Member of the Tamil Nadu Legislative Assembly
- In office 23 May 2011 – 21 May 2016
- Preceded by: S. Ve. Shekher
- Succeeded by: R. Nataraj
- Constituency: Mylapore

Personal details
- Party: Tamilaga Vettri Kazhagam
- Other political affiliations: Bharatiya Janata Party (2024–2025); All India Anna Dravida Munnetra Kazhagam (2000–2024);
- Occupation: Advocate

= R. Rajalakshmi (politician) =

Indian politician

R. Rajalakshmi is an Indian politician and was a member of the 14th Tamil Nadu Legislative Assembly from the Mylapore constituency in Chennai District. She represented the All India Anna Dravida Munnetra Kazhagam party.

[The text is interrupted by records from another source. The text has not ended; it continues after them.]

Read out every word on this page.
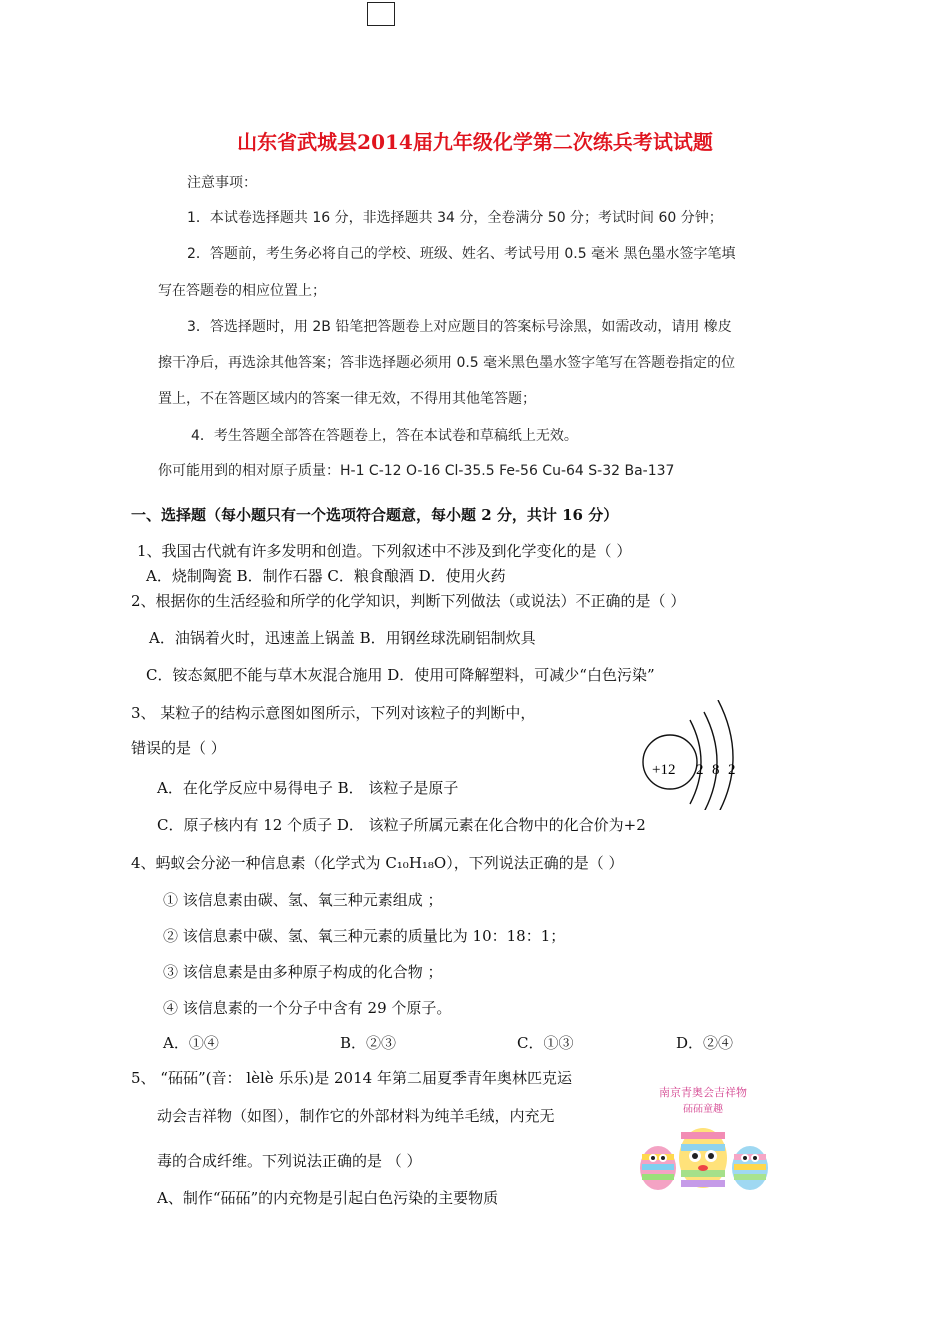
山东省武城县2014届九年级化学第二次练兵考试试题
注意事项：
1．本试卷选择题共 16 分，非选择题共 34 分，全卷满分 50 分；考试时间 60 分钟；
2．答题前，考生务必将自己的学校、班级、姓名、考试号用 0.5 毫米 黑色墨水签字笔填
写在答题卷的相应位置上；
3．答选择题时，用 2B 铅笔把答题卷上对应题目的答案标号涂黑，如需改动，请用 橡皮
擦干净后，再选涂其他答案；答非选择题必须用 0.5 毫米黑色墨水签字笔写在答题卷指定的位
置上，不在答题区域内的答案一律无效，不得用其他笔答题；
4．考生答题全部答在答题卷上，答在本试卷和草稿纸上无效。
你可能用到的相对原子质量：H-1 C-12 O-16 Cl-35.5 Fe-56 Cu-64 S-32 Ba-137
一、选择题（每小题只有一个选项符合题意，每小题 2 分，共计 16 分）
1、我国古代就有许多发明和创造。下列叙述中不涉及到化学变化的是（ ）
A．烧制陶瓷 B．制作石器 C．粮食酿酒 D．使用火药
2、根据你的生活经验和所学的化学知识，判断下列做法（或说法）不正确的是（ ）
A．油锅着火时，迅速盖上锅盖 B．用钢丝球洗刷铝制炊具
C．铵态氮肥不能与草木灰混合施用 D．使用可降解塑料，可减少“白色污染”
3、 某粒子的结构示意图如图所示，下列对该粒子的判断中，
错误的是（ ）
A．在化学反应中易得电子 B． 该粒子是原子
C．原子核内有 12 个质子 D． 该粒子所属元素在化合物中的化合价为+2
+12 2 8 2
4、蚂蚁会分泌一种信息素（化学式为 C₁₀H₁₈O），下列说法正确的是（ ）
① 该信息素由碳、氢、氧三种元素组成 ；
② 该信息素中碳、氢、氧三种元素的质量比为 10：18：1；
③ 该信息素是由多种原子构成的化合物 ；
④ 该信息素的一个分子中含有 29 个原子。
A．①④	B．②③	C．①③	D．②④
5、 “砳砳”(音： lèlè 乐乐)是 2014 年第二届夏季青年奥林匹克运
动会吉祥物（如图），制作它的外部材料为纯羊毛绒，内充无
毒的合成纤维。下列说法正确的是 （ ）
A、制作“砳砳”的内充物是引起白色污染的主要物质
南京青奥会吉祥物
砳砳童趣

The elections of 2016 resulted in her constituency being won by R. Nataraj. Rajalakshmi was one of thirteen AIADMK MLAs in the Greater Chennai area who were deselected by the party, apparently in an attempt to thwart a potential anti-incumbency backlash from the electorate following the recent flooding. It was felt that fresh faces would put some distance between the past and the present.
She joined BJP on 11 March 2024. She quit BJP and joined TVK in the presence of its leader Vijay on 9 June 2025.